Sara Melki: The Vision of An Artist


Running an international bridal magazine is definitely my first priority.  My first instinct is to find something that will relate to the woman who is planning her nuptials. The groom that has no idea what he is supposed to do outside of his wedding day but shows up and has a “Hangover”  bachelor party.

So it is no wonder that whenever I attend New York Fashion Week, or any fashion trade show like the one for Tranoi I recently attended, that I look for ways in which I can bring back to my readers and viewers something that can be inspirational to them on their wedding day and beyond.
Oftentimes, the main focus is on the bride from the moment she gets engaged to the wedding day. I choose to look beyond that one day.  I think of who that woman was before that day.  What was her sense of style prior to that day. What does she do for a living? Where does she live? What is her home decor? Is she an entertainer?  Where does she dine? What sort of parties would she throw for her family and her friends? What sort of books does she read? Where has she traveled to?  All these questions go through my head because life for a woman can’t begin with her being someone’s daughter and now going to be someone’s wife, and in the future maybe someone’s mother. She has to have her own identity. Her own definition of self.
Since we are visual creatures, when we first see someone, we pass judgment based on their appearance. Sometimes it is positive, sometimes it is negative. That’s why first impression is everything. For obvious reasons, the garments she wears is the most important.
Why did I choose that first? Because interestingly enough, I met a young woman at a luxury market show by the name of Tranoi. Her garments spoke to me in a way that was interesting. The racks were filled with different colored clothing items. But the white, of course, captured my eyes, because we are conditioned in American society to think white to be bridal. But her garments were full of color and as I looked closely, I saw that they had paintings on them.  Painting of brown people. They were images of African people!  I automatically thought of Lebanese designer, creator and artist Sara Melki of Sara Melki Collection. Check out her work here:
I want to say I try to think outside of the box. So I looked at the clothing and asked myself, ” Would I get married in this?  What sort of wedding would I have wearing something like that? Would it be in city hall, in a garden wedding, or would it be an intimate wedding in a cafe/restaurant like Madiba in Brooklyn?”  The answer is yes. I would get married in this piece. I would, of course, ask her to tweak it a little to make it more ethereal, to make it my own.
I had the brilliant idea, if I say so myself, to ask the designer on the spot if she would allow me to interview her and engage with me about what inspired her designs. You wouldn’t believe what I found out.  Sara Melki has no bridal collection, but she makes wedding dresses. I said how is that possible?  How do you show a bride what you can do if you have nothing to show?  Her response: “I don’t have a bridal collection, I work with the customers directly, they make an appointment and we discuss everything concerning her dreamy wedding dress; I take in consideration her style.  But most of the clients come to me because they like the mix I do in every piece I create.”
I was moved. Sara Melki spoke to me. She was my designer of choice at that exact moment. Don’t get me wrong, I love Monique L’huillier, Vera Wang, Ramona Keveza, Reem Acra, Pnina Tornai, Dany Mizrachi and Temraza. I love what they have done to the wedding industry.
But something about being able to move away from the crowd, the sea of amazing designers and create something magical for a woman, based on her own spirit, while still not losing your own identity as a designers speaks volumes. Why not create one of a kind for every woman that comes your way? Is this the renaissance of couture?

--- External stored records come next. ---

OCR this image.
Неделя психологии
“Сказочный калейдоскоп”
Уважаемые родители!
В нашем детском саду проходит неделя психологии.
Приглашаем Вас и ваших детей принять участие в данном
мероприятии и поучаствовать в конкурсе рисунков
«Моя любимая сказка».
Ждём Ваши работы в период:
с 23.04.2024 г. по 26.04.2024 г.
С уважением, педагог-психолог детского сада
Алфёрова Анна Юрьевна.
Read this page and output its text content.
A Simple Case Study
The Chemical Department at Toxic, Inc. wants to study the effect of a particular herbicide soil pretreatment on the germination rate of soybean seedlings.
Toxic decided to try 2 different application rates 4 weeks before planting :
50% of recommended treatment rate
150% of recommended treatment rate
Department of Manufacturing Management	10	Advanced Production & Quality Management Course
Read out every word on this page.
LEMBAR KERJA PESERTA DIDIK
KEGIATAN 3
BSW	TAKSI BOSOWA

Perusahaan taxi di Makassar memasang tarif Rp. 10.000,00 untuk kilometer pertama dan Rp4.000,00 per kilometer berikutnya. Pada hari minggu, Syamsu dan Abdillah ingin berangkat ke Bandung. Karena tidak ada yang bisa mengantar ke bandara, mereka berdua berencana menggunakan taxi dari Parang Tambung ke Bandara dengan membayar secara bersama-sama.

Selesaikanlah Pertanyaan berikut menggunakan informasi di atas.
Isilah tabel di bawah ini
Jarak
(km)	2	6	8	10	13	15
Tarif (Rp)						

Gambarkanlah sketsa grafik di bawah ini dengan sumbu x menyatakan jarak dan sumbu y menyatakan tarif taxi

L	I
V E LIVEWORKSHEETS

Here are a few highlights from our discussion:

What sort of fabrics do you work with when creating your bridal pieces?
The Indian embroideries are a big inspiration to me, the weaving fabrics, the leather, all of them mixed together, and I love to add on them handmade accessories. Taffeta, organza, neoprene, tweed, Indian embroidery, leather, gazar and dentelle are the fabrics I use for most of the wedding dresses.
Who is the bride you are designing for?
I have met different styles of brides. The bride who wants to be unique with a statement dress. The bride who is simple, elegant and wants to feel light. Or it can be the dreamy princess bride.
How do you manage to keep your signature if you don’t have a collection that one can see?
They call me a “psychologue” because I can work with different styles while keeping my own signature in every gown.
How long does it take to make one piece?
It takes between a month and three months to do a wedding dress.
So there you have it. The method and vision of an artist, Sara Melki. She represents the old world for the modern woman on her wedding day while creating a master piece one bride at a time.
Sara Melki
Special thank-you to the people at Tranoi for allowing us the opportunity to interview such great vendors.  Until the next show.